Minhas ideias vêm da observação da vida real, mas também de filmes e séries que assisto, livros que leio, e contos dos amigos publicados em sites de escritores. Tem uma série que eu acho bastante inspiradora, mas faz um bom tempo que não assisto seus episódios. Chama-se Twilight Zone (Além da Imaginação) e traz histórias curtas, mas bastante originais. Recomendo a todos.
Eu brinco dizendo que minha inspiração vem de um espírito que me possui, e quando dou por mim a história está toda em minha cabeça e eu tenho que escrever bem rápido para não esquecer. Isso também acontece quando o conto está perto do fim, e me vem uma ideia surpreendente para o fechamento.
O que você acha que mudou no seu processo de escrita ao longo dos anos? O que você diria a si mesma se pudesse voltar à escrita de seus primeiros textos?

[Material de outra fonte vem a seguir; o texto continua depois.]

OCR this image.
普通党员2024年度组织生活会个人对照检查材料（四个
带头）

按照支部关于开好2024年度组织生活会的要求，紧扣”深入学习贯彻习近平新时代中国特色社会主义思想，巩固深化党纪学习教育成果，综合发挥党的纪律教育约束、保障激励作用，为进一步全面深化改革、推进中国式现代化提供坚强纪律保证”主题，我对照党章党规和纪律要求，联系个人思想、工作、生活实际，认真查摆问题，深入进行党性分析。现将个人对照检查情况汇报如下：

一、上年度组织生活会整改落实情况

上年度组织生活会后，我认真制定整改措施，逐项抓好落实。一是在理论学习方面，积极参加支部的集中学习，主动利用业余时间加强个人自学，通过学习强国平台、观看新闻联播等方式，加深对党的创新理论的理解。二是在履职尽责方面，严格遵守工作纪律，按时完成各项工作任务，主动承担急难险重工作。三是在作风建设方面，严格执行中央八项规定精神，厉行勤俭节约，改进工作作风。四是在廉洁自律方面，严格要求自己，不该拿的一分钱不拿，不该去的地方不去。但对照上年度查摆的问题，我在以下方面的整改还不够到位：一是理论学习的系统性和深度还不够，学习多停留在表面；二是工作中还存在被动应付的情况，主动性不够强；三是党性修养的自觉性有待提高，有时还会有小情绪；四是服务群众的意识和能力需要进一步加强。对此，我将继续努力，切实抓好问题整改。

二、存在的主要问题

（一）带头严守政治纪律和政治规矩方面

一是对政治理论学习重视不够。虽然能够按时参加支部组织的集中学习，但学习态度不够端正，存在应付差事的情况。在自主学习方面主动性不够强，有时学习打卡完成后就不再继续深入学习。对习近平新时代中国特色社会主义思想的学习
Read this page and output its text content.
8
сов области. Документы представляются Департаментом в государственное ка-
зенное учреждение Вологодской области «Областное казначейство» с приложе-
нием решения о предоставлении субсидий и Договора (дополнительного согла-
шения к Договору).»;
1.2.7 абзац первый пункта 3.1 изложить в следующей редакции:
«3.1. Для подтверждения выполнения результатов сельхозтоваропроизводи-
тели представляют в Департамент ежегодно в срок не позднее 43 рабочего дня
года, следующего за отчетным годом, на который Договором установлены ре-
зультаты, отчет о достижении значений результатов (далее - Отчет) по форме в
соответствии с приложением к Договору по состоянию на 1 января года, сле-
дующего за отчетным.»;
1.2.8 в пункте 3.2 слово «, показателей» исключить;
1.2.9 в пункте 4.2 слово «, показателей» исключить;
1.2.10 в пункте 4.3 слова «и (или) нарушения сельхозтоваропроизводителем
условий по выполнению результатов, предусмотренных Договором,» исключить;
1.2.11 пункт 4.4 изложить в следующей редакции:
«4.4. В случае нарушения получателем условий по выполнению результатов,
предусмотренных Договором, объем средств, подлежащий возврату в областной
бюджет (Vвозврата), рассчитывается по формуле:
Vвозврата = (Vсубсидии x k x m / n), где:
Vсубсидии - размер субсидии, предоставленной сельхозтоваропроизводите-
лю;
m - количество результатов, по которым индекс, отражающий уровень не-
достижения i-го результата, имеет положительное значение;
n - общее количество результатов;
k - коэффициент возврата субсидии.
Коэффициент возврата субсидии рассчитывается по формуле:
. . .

Hoje eu tenho mais cuidado do que no início. Tento usar mais técnica para que a minha escrita consiga sair com o menor número de falhas. Também releio para ver se a construção das frases não ficou confusa, se os diálogos soam naturais, se o todo ficou compreensível para os leitores. Às vezes a história faz todo sentido apenas dentro da nossa cabeça, porque a vemos dentro de um todo ideal que o leitor não enxerga, daí a grande importância de ter leitores beta para o processo da escrita.
Aprendi também a receber as críticas com maturidade, separar o que me acrescenta e não me aborrecer com aquelas sem proveito. Participar de muitos concursos literários me fez aprender a trabalhar o ego, silenciar quando necessário, e rever as minhas convicções porque estamos todos em constante evolução, e achar que já chegou ao ápice faz o escritor estagnar.
Que projeto você gostaria de fazer, mas ainda não começou? Que livro você gostaria de ler e ele ainda não existe?
Acredito que o grande projeto de todo escritor é escrever, publicar e vender livros. No meu caso, um livro de terror – coletânea de contos, ou um romance – e entrar no circuito dos escritores que vivem da literatura. Sei que é um projeto ambicioso e que o mercado editorial está em crise, mas sonhar é de graça, né?